We’ve been building our capabilities to predict it for a very long time. To summarise that, our line comes from:
- Ten years of modelling experience (eight years full time)
- ~35,000 features (variables)
- Many dozens of different pricing solutions coming together to form a ‘super line’. Everything is a model ensemble (ensemble being a group of models working together)
- We watch everything externally. All the public models, all the time, everywhere
- We backwards-engineer and profile the shading from market makers / market, especially any Betfair shading before our own entry.
So a betting syndicate isn’t about sitting around watching sport all day and taking notes…
No. We often get feedback regarding ‘write-ups’ about an upcoming game. People want to know the rationale for making bets, in terms of the players or teams involved.
Let’s put it in a certain way, because sometimes it’s really difficult to form a bridge between two different worlds and ideas of what punting/trading is really all about:
If we gave you ‘write-ups’, we are personally in serious trouble as a trading organization, and you should be pulling the pin on following anything we do!
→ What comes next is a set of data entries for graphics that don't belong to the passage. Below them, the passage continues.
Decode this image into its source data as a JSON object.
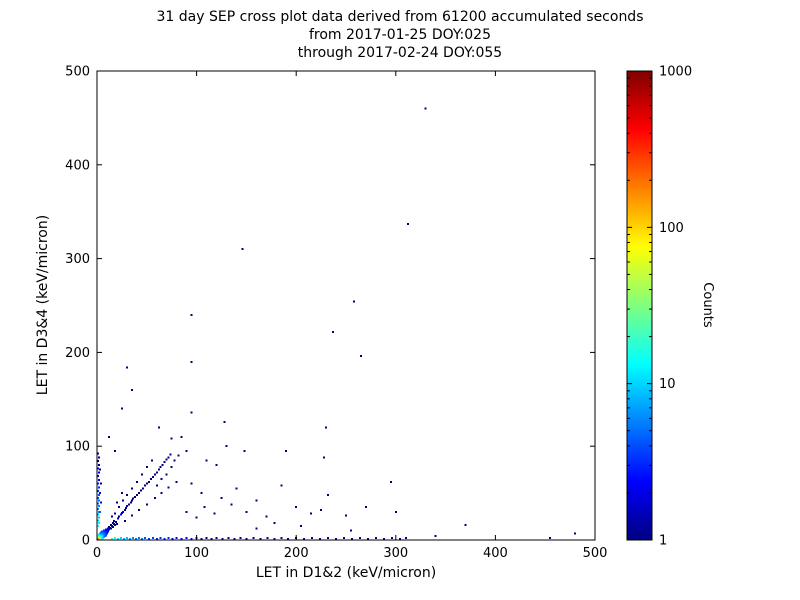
{
  "figure": {
    "background": "#ffffff",
    "frame_color": "#000000"
  },
  "chart_data": {
    "type": "scatter",
    "title": "31 day SEP cross plot data derived from 61200 accumulated seconds",
    "subtitle_from": "from 2017-01-25 DOY:025",
    "subtitle_through": "through 2017-02-24 DOY:055",
    "xlabel": "LET in D1&2 (keV/micron)",
    "ylabel": "LET in D3&4 (keV/micron)",
    "xlim": [
      0,
      500
    ],
    "ylim": [
      0,
      500
    ],
    "xticks": [
      0,
      100,
      200,
      300,
      400,
      500
    ],
    "yticks": [
      0,
      100,
      200,
      300,
      400,
      500
    ],
    "grid": false,
    "colorbar": {
      "label": "Counts",
      "scale": "log",
      "range": [
        1,
        1000
      ],
      "ticks": [
        1,
        10,
        100,
        1000
      ],
      "colormap": "jet",
      "stops": [
        {
          "pos": 0.0,
          "color": "#000080"
        },
        {
          "pos": 0.125,
          "color": "#0000ff"
        },
        {
          "pos": 0.375,
          "color": "#00ffff"
        },
        {
          "pos": 0.625,
          "color": "#ffff00"
        },
        {
          "pos": 0.875,
          "color": "#ff0000"
        },
        {
          "pos": 1.0,
          "color": "#800000"
        }
      ]
    },
    "points": [
      [
        0.5,
        0.5,
        800
      ],
      [
        1,
        1,
        400
      ],
      [
        2,
        1,
        200
      ],
      [
        1,
        2,
        200
      ],
      [
        2,
        2,
        150
      ],
      [
        3,
        1,
        100
      ],
      [
        1,
        3,
        100
      ],
      [
        3,
        2,
        80
      ],
      [
        2,
        3,
        80
      ],
      [
        3,
        3,
        60
      ],
      [
        4,
        1,
        50
      ],
      [
        1,
        4,
        50
      ],
      [
        4,
        2,
        40
      ],
      [
        2,
        4,
        40
      ],
      [
        4,
        3,
        30
      ],
      [
        3,
        4,
        30
      ],
      [
        4,
        4,
        25
      ],
      [
        5,
        1,
        22
      ],
      [
        1,
        5,
        22
      ],
      [
        5,
        3,
        18
      ],
      [
        3,
        5,
        18
      ],
      [
        5,
        5,
        15
      ],
      [
        6,
        2,
        12
      ],
      [
        2,
        6,
        12
      ],
      [
        6,
        4,
        10
      ],
      [
        4,
        6,
        10
      ],
      [
        6,
        6,
        9
      ],
      [
        7,
        3,
        8
      ],
      [
        3,
        7,
        8
      ],
      [
        7,
        5,
        7
      ],
      [
        5,
        7,
        7
      ],
      [
        7,
        7,
        6
      ],
      [
        8,
        4,
        5
      ],
      [
        4,
        8,
        5
      ],
      [
        8,
        6,
        5
      ],
      [
        6,
        8,
        5
      ],
      [
        8,
        8,
        4
      ],
      [
        9,
        5,
        4
      ],
      [
        5,
        9,
        4
      ],
      [
        9,
        9,
        3
      ],
      [
        10,
        7,
        3
      ],
      [
        7,
        10,
        3
      ],
      [
        10,
        10,
        3
      ],
      [
        11,
        9,
        2
      ],
      [
        9,
        11,
        2
      ],
      [
        12,
        11,
        2
      ],
      [
        11,
        12,
        2
      ],
      [
        13,
        13,
        2
      ],
      [
        14,
        12,
        1
      ],
      [
        12,
        14,
        1
      ],
      [
        15,
        15,
        2
      ],
      [
        16,
        14,
        1
      ],
      [
        14,
        16,
        1
      ],
      [
        17,
        17,
        1
      ],
      [
        18,
        16,
        1
      ],
      [
        16,
        18,
        1
      ],
      [
        19,
        19,
        1
      ],
      [
        20,
        17,
        1
      ],
      [
        17,
        20,
        1
      ],
      [
        21,
        23,
        2
      ],
      [
        22,
        25,
        1
      ],
      [
        24,
        27,
        2
      ],
      [
        25,
        29,
        1
      ],
      [
        26,
        30,
        2
      ],
      [
        28,
        32,
        1
      ],
      [
        29,
        34,
        1
      ],
      [
        30,
        36,
        2
      ],
      [
        32,
        38,
        1
      ],
      [
        34,
        40,
        1
      ],
      [
        35,
        42,
        1
      ],
      [
        36,
        44,
        1
      ],
      [
        38,
        46,
        1
      ],
      [
        40,
        48,
        1
      ],
      [
        42,
        50,
        1
      ],
      [
        44,
        53,
        1
      ],
      [
        46,
        55,
        1
      ],
      [
        48,
        58,
        1
      ],
      [
        50,
        60,
        1
      ],
      [
        52,
        62,
        1
      ],
      [
        54,
        65,
        1
      ],
      [
        56,
        67,
        1
      ],
      [
        58,
        70,
        1
      ],
      [
        60,
        72,
        1
      ],
      [
        62,
        75,
        1
      ],
      [
        64,
        78,
        1
      ],
      [
        66,
        80,
        1
      ],
      [
        68,
        83,
        1
      ],
      [
        70,
        86,
        1
      ],
      [
        72,
        88,
        1
      ],
      [
        74,
        91,
        1
      ],
      [
        18,
        28,
        1
      ],
      [
        22,
        35,
        1
      ],
      [
        26,
        42,
        1
      ],
      [
        30,
        48,
        1
      ],
      [
        15,
        25,
        1
      ],
      [
        20,
        40,
        1
      ],
      [
        25,
        50,
        1
      ],
      [
        35,
        55,
        1
      ],
      [
        40,
        62,
        1
      ],
      [
        45,
        70,
        1
      ],
      [
        50,
        78,
        1
      ],
      [
        55,
        85,
        1
      ],
      [
        28,
        20,
        1
      ],
      [
        35,
        26,
        1
      ],
      [
        42,
        32,
        1
      ],
      [
        50,
        38,
        1
      ],
      [
        58,
        45,
        1
      ],
      [
        65,
        50,
        1
      ],
      [
        72,
        56,
        1
      ],
      [
        80,
        62,
        1
      ],
      [
        60,
        58,
        1
      ],
      [
        65,
        65,
        1
      ],
      [
        70,
        70,
        1
      ],
      [
        75,
        78,
        1
      ],
      [
        78,
        85,
        1
      ],
      [
        82,
        90,
        1
      ],
      [
        15,
        1,
        20
      ],
      [
        18,
        2,
        15
      ],
      [
        21,
        1,
        12
      ],
      [
        24,
        2,
        10
      ],
      [
        27,
        1,
        9
      ],
      [
        30,
        2,
        8
      ],
      [
        33,
        1,
        7
      ],
      [
        36,
        2,
        6
      ],
      [
        39,
        1,
        6
      ],
      [
        42,
        2,
        5
      ],
      [
        45,
        1,
        5
      ],
      [
        48,
        2,
        4
      ],
      [
        52,
        1,
        4
      ],
      [
        56,
        2,
        4
      ],
      [
        60,
        1,
        3
      ],
      [
        64,
        2,
        3
      ],
      [
        68,
        1,
        3
      ],
      [
        72,
        2,
        3
      ],
      [
        76,
        1,
        2
      ],
      [
        80,
        2,
        2
      ],
      [
        85,
        1,
        2
      ],
      [
        90,
        2,
        2
      ],
      [
        95,
        1,
        2
      ],
      [
        100,
        2,
        2
      ],
      [
        105,
        1,
        1
      ],
      [
        110,
        2,
        1
      ],
      [
        115,
        1,
        1
      ],
      [
        120,
        2,
        1
      ],
      [
        126,
        1,
        1
      ],
      [
        132,
        2,
        1
      ],
      [
        138,
        1,
        1
      ],
      [
        144,
        2,
        1
      ],
      [
        150,
        1,
        1
      ],
      [
        157,
        2,
        1
      ],
      [
        164,
        1,
        1
      ],
      [
        171,
        2,
        1
      ],
      [
        178,
        1,
        1
      ],
      [
        185,
        2,
        1
      ],
      [
        192,
        1,
        1
      ],
      [
        200,
        2,
        1
      ],
      [
        208,
        1,
        1
      ],
      [
        216,
        2,
        1
      ],
      [
        224,
        1,
        1
      ],
      [
        232,
        2,
        1
      ],
      [
        240,
        1,
        1
      ],
      [
        248,
        2,
        1
      ],
      [
        256,
        1,
        1
      ],
      [
        264,
        2,
        1
      ],
      [
        272,
        1,
        1
      ],
      [
        280,
        2,
        1
      ],
      [
        288,
        1,
        1
      ],
      [
        296,
        2,
        1
      ],
      [
        304,
        1,
        1
      ],
      [
        310,
        2,
        1
      ],
      [
        340,
        4,
        1
      ],
      [
        370,
        16,
        1
      ],
      [
        455,
        2,
        1
      ],
      [
        480,
        7,
        1
      ],
      [
        1,
        15,
        15
      ],
      [
        2,
        18,
        12
      ],
      [
        1,
        21,
        10
      ],
      [
        2,
        24,
        9
      ],
      [
        1,
        27,
        8
      ],
      [
        2,
        30,
        7
      ],
      [
        1,
        33,
        6
      ],
      [
        2,
        36,
        6
      ],
      [
        1,
        39,
        5
      ],
      [
        2,
        42,
        5
      ],
      [
        1,
        45,
        4
      ],
      [
        2,
        48,
        4
      ],
      [
        1,
        52,
        3
      ],
      [
        2,
        56,
        3
      ],
      [
        1,
        60,
        3
      ],
      [
        2,
        64,
        2
      ],
      [
        1,
        68,
        2
      ],
      [
        2,
        72,
        2
      ],
      [
        1,
        76,
        2
      ],
      [
        2,
        80,
        1
      ],
      [
        1,
        84,
        1
      ],
      [
        2,
        88,
        1
      ],
      [
        1,
        92,
        1
      ],
      [
        3,
        50,
        2
      ],
      [
        3,
        30,
        4
      ],
      [
        4,
        40,
        2
      ],
      [
        4,
        60,
        1
      ],
      [
        3,
        75,
        1
      ],
      [
        90,
        30,
        1
      ],
      [
        100,
        24,
        1
      ],
      [
        108,
        35,
        1
      ],
      [
        95,
        60,
        1
      ],
      [
        105,
        50,
        1
      ],
      [
        118,
        28,
        1
      ],
      [
        125,
        45,
        1
      ],
      [
        135,
        38,
        1
      ],
      [
        140,
        55,
        1
      ],
      [
        150,
        30,
        1
      ],
      [
        160,
        42,
        1
      ],
      [
        170,
        25,
        1
      ],
      [
        185,
        58,
        1
      ],
      [
        200,
        35,
        1
      ],
      [
        215,
        28,
        1
      ],
      [
        90,
        95,
        1
      ],
      [
        110,
        85,
        1
      ],
      [
        130,
        100,
        1
      ],
      [
        85,
        110,
        1
      ],
      [
        120,
        80,
        1
      ],
      [
        330,
        460,
        1
      ],
      [
        312,
        337,
        1
      ],
      [
        146,
        310,
        1
      ],
      [
        95,
        240,
        1
      ],
      [
        258,
        254,
        1
      ],
      [
        237,
        222,
        1
      ],
      [
        265,
        196,
        1
      ],
      [
        30,
        184,
        1
      ],
      [
        35,
        160,
        1
      ],
      [
        95,
        190,
        1
      ],
      [
        95,
        136,
        1
      ],
      [
        128,
        126,
        1
      ],
      [
        62,
        120,
        1
      ],
      [
        230,
        120,
        1
      ],
      [
        75,
        108,
        1
      ],
      [
        190,
        95,
        1
      ],
      [
        228,
        88,
        1
      ],
      [
        295,
        62,
        1
      ],
      [
        232,
        48,
        1
      ],
      [
        250,
        26,
        1
      ],
      [
        270,
        35,
        1
      ],
      [
        225,
        32,
        1
      ],
      [
        205,
        15,
        1
      ],
      [
        255,
        10,
        1
      ],
      [
        300,
        30,
        1
      ],
      [
        160,
        12,
        1
      ],
      [
        178,
        18,
        1
      ],
      [
        148,
        95,
        1
      ],
      [
        25,
        140,
        1
      ],
      [
        18,
        95,
        1
      ],
      [
        12,
        110,
        1
      ]
    ]
  }
}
That’s because the idea that you can ‘think your way through’ the closing market is absolute BS. The office is not a scene out of Two For The Money, with savants kicking balls around and talking footy all day.
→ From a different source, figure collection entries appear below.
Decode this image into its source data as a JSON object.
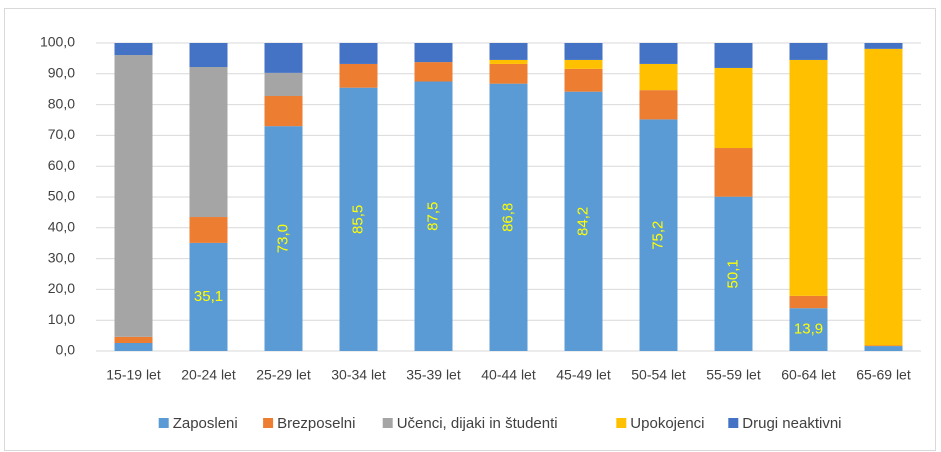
{
  "chart_data": {
    "type": "stacked_bar",
    "categories": [
      "15-19 let",
      "20-24 let",
      "25-29 let",
      "30-34 let",
      "35-39 let",
      "40-44 let",
      "45-49 let",
      "50-54 let",
      "55-59 let",
      "60-64 let",
      "65-69 let"
    ],
    "series": [
      {
        "name": "Zaposleni",
        "color": "#5b9bd5",
        "values": [
          2.6,
          35.1,
          73.0,
          85.5,
          87.5,
          86.8,
          84.2,
          75.2,
          50.1,
          13.9,
          1.6
        ],
        "value_labels": [
          null,
          "35,1",
          "73,0",
          "85,5",
          "87,5",
          "86,8",
          "84,2",
          "75,2",
          "50,1",
          "13,9",
          null
        ]
      },
      {
        "name": "Brezposelni",
        "color": "#ed7d31",
        "values": [
          2.0,
          8.4,
          9.8,
          7.7,
          6.3,
          6.4,
          7.4,
          9.5,
          15.8,
          4.0,
          0.2
        ]
      },
      {
        "name": "Učenci, dijaki in študenti",
        "color": "#a5a5a5",
        "values": [
          91.5,
          48.7,
          7.5,
          0,
          0,
          0,
          0,
          0,
          0,
          0,
          0
        ]
      },
      {
        "name": "Upokojenci",
        "color": "#ffc000",
        "values": [
          0,
          0,
          0,
          0,
          0,
          1.3,
          2.9,
          8.5,
          26.0,
          76.6,
          96.3
        ]
      },
      {
        "name": "Drugi neaktivni",
        "color": "#4472c4",
        "values": [
          3.9,
          7.8,
          9.7,
          6.8,
          6.2,
          5.5,
          5.5,
          6.8,
          8.1,
          5.5,
          1.9
        ]
      }
    ],
    "ylim": [
      0,
      100
    ],
    "yticks": [
      {
        "value": 0,
        "label": "0,0"
      },
      {
        "value": 10,
        "label": "10,0"
      },
      {
        "value": 20,
        "label": "20,0"
      },
      {
        "value": 30,
        "label": "30,0"
      },
      {
        "value": 40,
        "label": "40,0"
      },
      {
        "value": 50,
        "label": "50,0"
      },
      {
        "value": 60,
        "label": "60,0"
      },
      {
        "value": 70,
        "label": "70,0"
      },
      {
        "value": 80,
        "label": "80,0"
      },
      {
        "value": 90,
        "label": "90,0"
      },
      {
        "value": 100,
        "label": "100,0"
      }
    ],
    "grid": true,
    "legend": "bottom"
  }
}
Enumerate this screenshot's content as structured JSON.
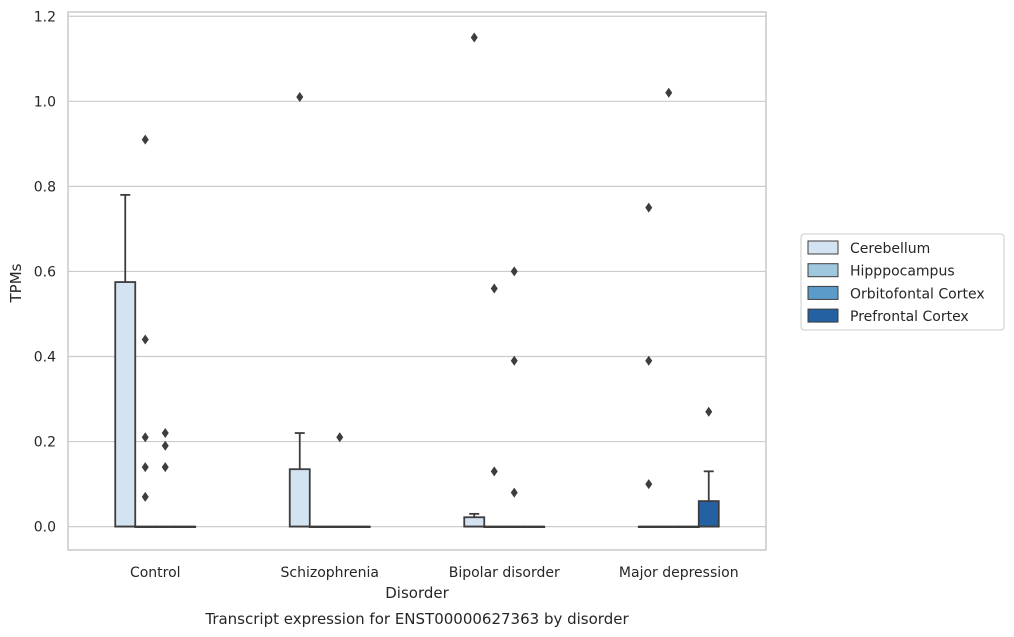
{
  "chart_data": {
    "type": "box",
    "title": "Transcript expression for ENST00000627363 by disorder",
    "xlabel": "Disorder",
    "ylabel": "TPMs",
    "ylim": [
      -0.055,
      1.21
    ],
    "yticks": [
      0.0,
      0.2,
      0.4,
      0.6,
      0.8,
      1.0,
      1.2
    ],
    "ytick_labels": [
      "0.0",
      "0.2",
      "0.4",
      "0.6",
      "0.8",
      "1.0",
      "1.2"
    ],
    "grid": "horizontal",
    "legend_position": "right",
    "categories": [
      "Control",
      "Schizophrenia",
      "Bipolar disorder",
      "Major depression"
    ],
    "series": [
      {
        "name": "Cerebellum",
        "color": "#d3e3f1",
        "boxes": [
          {
            "q1": 0,
            "median": 0,
            "q3": 0.575,
            "whisker_low": 0,
            "whisker_high": 0.78,
            "outliers": []
          },
          {
            "q1": 0,
            "median": 0,
            "q3": 0.135,
            "whisker_low": 0,
            "whisker_high": 0.22,
            "outliers": [
              1.01
            ]
          },
          {
            "q1": 0,
            "median": 0,
            "q3": 0.022,
            "whisker_low": 0,
            "whisker_high": 0.03,
            "outliers": [
              1.15
            ]
          },
          {
            "q1": 0,
            "median": 0,
            "q3": 0,
            "whisker_low": 0,
            "whisker_high": 0,
            "outliers": [
              0.75,
              0.39,
              0.1
            ]
          }
        ]
      },
      {
        "name": "Hipppocampus",
        "color": "#9fc7de",
        "boxes": [
          {
            "q1": 0,
            "median": 0,
            "q3": 0,
            "whisker_low": 0,
            "whisker_high": 0,
            "outliers": [
              0.44,
              0.21,
              0.14,
              0.07,
              0.91
            ]
          },
          {
            "q1": 0,
            "median": 0,
            "q3": 0,
            "whisker_low": 0,
            "whisker_high": 0,
            "outliers": []
          },
          {
            "q1": 0,
            "median": 0,
            "q3": 0,
            "whisker_low": 0,
            "whisker_high": 0,
            "outliers": [
              0.56,
              0.13
            ]
          },
          {
            "q1": 0,
            "median": 0,
            "q3": 0,
            "whisker_low": 0,
            "whisker_high": 0,
            "outliers": [
              1.02
            ]
          }
        ]
      },
      {
        "name": "Orbitofontal Cortex",
        "color": "#5b9bc9",
        "boxes": [
          {
            "q1": 0,
            "median": 0,
            "q3": 0,
            "whisker_low": 0,
            "whisker_high": 0,
            "outliers": [
              0.22,
              0.19,
              0.14
            ]
          },
          {
            "q1": 0,
            "median": 0,
            "q3": 0,
            "whisker_low": 0,
            "whisker_high": 0,
            "outliers": [
              0.21
            ]
          },
          {
            "q1": 0,
            "median": 0,
            "q3": 0,
            "whisker_low": 0,
            "whisker_high": 0,
            "outliers": [
              0.6,
              0.39,
              0.08
            ]
          },
          {
            "q1": 0,
            "median": 0,
            "q3": 0,
            "whisker_low": 0,
            "whisker_high": 0,
            "outliers": []
          }
        ]
      },
      {
        "name": "Prefrontal Cortex",
        "color": "#2461a2",
        "boxes": [
          {
            "q1": 0,
            "median": 0,
            "q3": 0,
            "whisker_low": 0,
            "whisker_high": 0,
            "outliers": []
          },
          {
            "q1": 0,
            "median": 0,
            "q3": 0,
            "whisker_low": 0,
            "whisker_high": 0,
            "outliers": []
          },
          {
            "q1": 0,
            "median": 0,
            "q3": 0,
            "whisker_low": 0,
            "whisker_high": 0,
            "outliers": []
          },
          {
            "q1": 0,
            "median": 0,
            "q3": 0.06,
            "whisker_low": 0,
            "whisker_high": 0.13,
            "outliers": [
              0.27
            ]
          }
        ]
      }
    ]
  }
}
Closing markets are actually the culmination of a week-long quantitative arms race between a handful of different entities, all of whom are have serious ability in accurate price formation. In this day and age, data science techniques are all the rage and we’re no different.
So are you trying to predict where the line will go based on all the public information you have, as well as what you know about what these other betting syndicates might do?
In a way, we are signal ‘chefs’. We are cooking together models and solutions all the time: internal, external, we don’t care where the signal comes from. We consume and process anything and everything to make the best line possible, by capturing as much information as possible. If you have a favourite public model, chances are if it really has any capacity for being useful, there is a shred of that in our own line.
You spoke above about ‘market makers’ and ‘market shading’. What is that?
Often in markets, there is a ‘market maker’, an entity that acts as a guarantor for a market’s liquidity. Usually that comes with a good deal from the exchange to offset what will happen. Market making is the most thankless task in the punting world.
You will get nibbled on by recreational action until some sharp money comes along and gut punches you only when you are wrong. You need to take on ‘toxic liquidity’ (smart money) constantly, and somehow come out of that battle on top.
Often this market maker stands out like dog’s balls, and they will shade their prices to their opinion. For example, instead of dealing 1.94 / 1.94 on the line, they will ‘shade’ 1.90 / 1.98 to entice action on the side they want to take on. Sometimes it can take a fair bit of experience to spot the market maker, and other times they are ‘playing games’, such as early market deceptive shading to confuse their opponents. That higher-level game theoretic stuff happens with the huge markets like the EPL and the big soccer leagues.